Fire Training College on fire

In an unusual if not ironic twist of fate a large fire on Saturday last at the Fire Service College in Moreton in Marsh, Gloucestershire destroyed 11 fire engines valued at £1.3m and the workshop they were kept in.

The fire was discovered at around 9.15am in the single storey building housing a workshop at the College - a building that also contained 1200 litres of diesel and 500 litres of hydraulic oil. Fourteen appliances drawn from Gloucestershire, Oxfordshire and Warwickshire Fire and Rescue Services, as well as a damage control unit and environmental protection unit were drafted in to help tackle the fire.

Fire crews managed to contain the fire and stop it from spreading to an adjacent bay housing even more fire appliances. The incident was brought under control by around 2.30pm with no reports of injury.

Just goes to show that fire has no respect for anything or anyone, and in what may be an embarrassment for the Fire Service College, we have yet to learn what caused the fire.

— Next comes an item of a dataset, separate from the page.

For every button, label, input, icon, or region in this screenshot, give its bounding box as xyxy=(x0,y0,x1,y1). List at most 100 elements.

By the way figures out this week show that fire related deaths rose for the first time in many a year, up 5% to 476 in the 12 months to 30th June 2008. This despite the fact that overall the number of actual fires continues to fall in all categories.  This worrying reversal of a long downward trend comes on the back of a separate report from the Institute of British Insurers confirming that the cost of fire damage in the UK last year rose by 16% to a record £1.3 billion.

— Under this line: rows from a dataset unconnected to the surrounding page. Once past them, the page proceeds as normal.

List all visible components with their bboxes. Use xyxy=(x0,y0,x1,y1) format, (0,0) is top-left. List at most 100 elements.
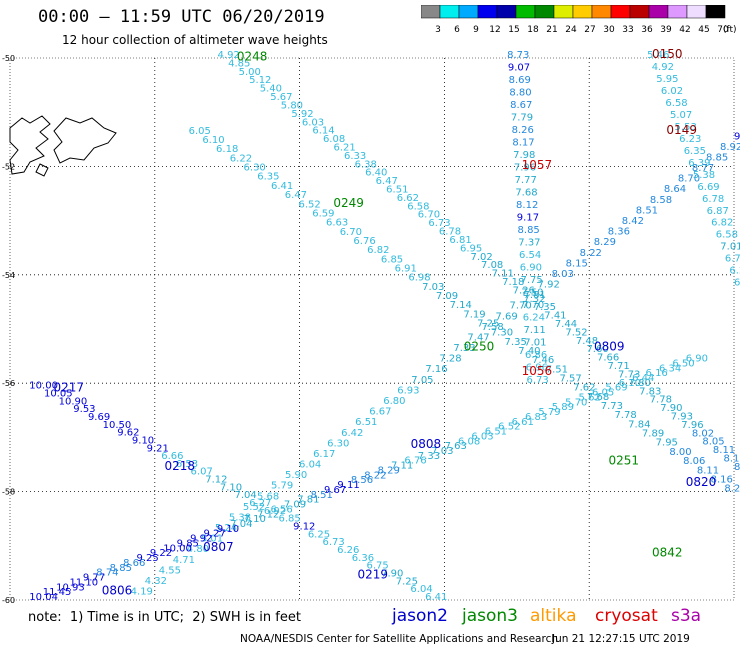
wave-height-value: 6.59 xyxy=(312,208,334,219)
wave-height-value: 6.69 xyxy=(697,182,719,193)
wave-height-value: 7.09 xyxy=(284,500,306,511)
legend-altika: altika xyxy=(530,606,577,626)
wave-height-value: 7.66 xyxy=(597,353,619,364)
wave-height-value: 6.05 xyxy=(592,388,614,399)
wave-height-value: 6.08 xyxy=(323,134,345,145)
wave-height-value: 6.47 xyxy=(285,190,307,201)
wave-height-value: 8.73 xyxy=(507,50,529,61)
wave-height-value: 7.33 xyxy=(418,451,440,462)
wave-height-value: 8.16 xyxy=(711,474,733,485)
wave-height-value: 8.64 xyxy=(664,184,686,195)
wave-height-value: 6.82 xyxy=(711,218,733,229)
wave-height-value: 7.33 xyxy=(453,343,475,354)
wave-height-value: 6.10 xyxy=(202,135,224,146)
wave-height-value: 7.25 xyxy=(477,318,499,329)
wave-height-value: 6.78 xyxy=(439,227,461,238)
wave-height-value: 6.70 xyxy=(418,210,440,221)
wave-height-value: 6.38 xyxy=(355,159,377,170)
wave-height-value: 6.56 xyxy=(270,504,292,515)
wave-height-value: 10.04 xyxy=(29,592,58,603)
lat-tick-label: -52 xyxy=(2,162,15,171)
wave-height-value: 4.19 xyxy=(131,587,153,598)
legend-s3a: s3a xyxy=(671,606,702,626)
wave-height-value: 7.09 xyxy=(436,291,458,302)
color-tick-label: 18 xyxy=(527,25,539,35)
wave-height-value: 9.10 xyxy=(217,524,239,535)
wave-height-value: 8.51 xyxy=(636,205,658,216)
wave-height-value: 6.51 xyxy=(355,417,377,428)
wave-height-value: 6.50 xyxy=(672,358,694,369)
wave-height-value: 7.73 xyxy=(618,369,640,380)
wave-height-value: 6.36 xyxy=(352,553,374,564)
wave-height-value: 7.28 xyxy=(439,354,461,365)
legend-cryosat: cryosat xyxy=(595,606,658,626)
wave-height-value: 9.22 xyxy=(150,548,172,559)
wave-height-value: 5.69 xyxy=(605,383,627,394)
wave-height-value: 4.71 xyxy=(173,555,195,566)
wave-height-value: 7.93 xyxy=(671,411,693,422)
wave-height-value: 7.11 xyxy=(391,461,413,472)
wave-height-value: 6.75 xyxy=(366,561,388,572)
wave-height-value: 7.12 xyxy=(205,475,227,486)
wave-height-value: 9.11 xyxy=(337,480,359,491)
wave-height-value: 8.11 xyxy=(697,465,719,476)
wave-height-value: 8.10 xyxy=(723,454,740,465)
wave-height-value: 7.41 xyxy=(544,311,566,322)
wave-height-value: 6.39 xyxy=(688,158,710,169)
wave-height-value: 6.03 xyxy=(471,431,493,442)
track-0248: 4.924.855.005.125.405.675.805.926.036.14… xyxy=(218,50,740,473)
wave-height-value: 9.17 xyxy=(517,213,539,224)
wave-height-value: 6.35 xyxy=(684,146,706,157)
wave-height-value: 6.53 xyxy=(176,459,198,470)
wave-height-value: 6.83 xyxy=(525,412,547,423)
page-subtitle: 12 hour collection of altimeter wave hei… xyxy=(62,33,328,47)
wave-height-value: 8.74 xyxy=(96,568,118,579)
color-tick-label: 12 xyxy=(489,25,500,35)
wave-height-value: 9.25 xyxy=(136,553,158,564)
wave-height-value: 6.47 xyxy=(376,176,398,187)
wave-height-value: 7.96 xyxy=(681,420,703,431)
wave-height-value: 6.16 xyxy=(646,368,668,379)
wave-height-value: 5.01 xyxy=(201,534,223,545)
wave-height-value: 7.69 xyxy=(495,311,517,322)
wave-height-value: 7.78 xyxy=(614,410,636,421)
wave-height-value: 6.90 xyxy=(520,263,542,274)
color-tick-label: 42 xyxy=(679,25,690,35)
lat-tick-label: -54 xyxy=(2,271,15,280)
wave-height-value: 8.12 xyxy=(516,200,538,211)
wave-height-value: 6.41 xyxy=(271,181,293,192)
wave-height-value: 6.96 xyxy=(526,363,548,374)
wave-height-value: 5.12 xyxy=(249,75,271,86)
wave-height-value: 6.05 xyxy=(189,126,211,137)
pass-time-label: 0820 xyxy=(686,475,717,489)
wave-height-value: 6.58 xyxy=(716,230,738,241)
wave-height-value: 6.76 xyxy=(404,456,426,467)
legend-jason2: jason2 xyxy=(392,606,448,626)
wave-height-value: 10.00 xyxy=(29,381,58,392)
wave-height-value: 6.67 xyxy=(369,407,391,418)
wave-height-value: 5.80 xyxy=(281,100,303,111)
generated-timestamp: Jun 21 12:27:15 UTC 2019 xyxy=(552,633,690,645)
wave-height-value: 6.02 xyxy=(661,86,683,97)
wave-height-value: 4.55 xyxy=(159,565,181,576)
wave-height-value: 5.38 xyxy=(693,170,715,181)
pass-time-label: 0251 xyxy=(609,454,640,468)
wave-height-value: 5.79 xyxy=(271,481,293,492)
wave-height-value: 6.85 xyxy=(279,514,301,525)
wave-height-value: 6.86 xyxy=(525,350,547,361)
wave-height-value: 6.73 xyxy=(725,254,740,265)
wave-height-value: 8.56 xyxy=(351,475,373,486)
track-1057: 8.73 9.078.69 8.808.67 7.798.26 8.177.98 7.96… xyxy=(507,50,549,386)
color-swatch xyxy=(705,5,726,19)
wave-height-value: 6.77 xyxy=(734,278,740,289)
wave-height-value: 7.44 xyxy=(555,319,577,330)
wave-height-value: 6.07 xyxy=(191,467,213,478)
wave-height-value: 7.51 xyxy=(546,364,568,375)
wave-height-value: 8.26 xyxy=(512,125,534,136)
wave-height-value: 6.98 xyxy=(408,273,430,284)
wave-height-value: 6.85 xyxy=(381,254,403,265)
wave-height-value: 6.35 xyxy=(257,172,279,183)
wave-height-value: 7.03 xyxy=(422,282,444,293)
wave-height-value: 6.82 xyxy=(367,245,389,256)
wave-height-value: 6.03 xyxy=(302,117,324,128)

Begs the question really how we end up with more deaths and more losses from fewer fires? Are we seeing the consequences of the Government’s “rationalisation” of the Fire and Rescue Services, reducing both the number of local Stations and Appliances and forcing them to cover huge geographical areas form centralised locations? Mitigating arguments are already being circulated for example blaming the recession for increases in arson related incidents. Fires are fires and large fires start as small fires - but increased average attendance times - a direct consequence of centralisation - give more time for large fires to develop. Seems logical to me!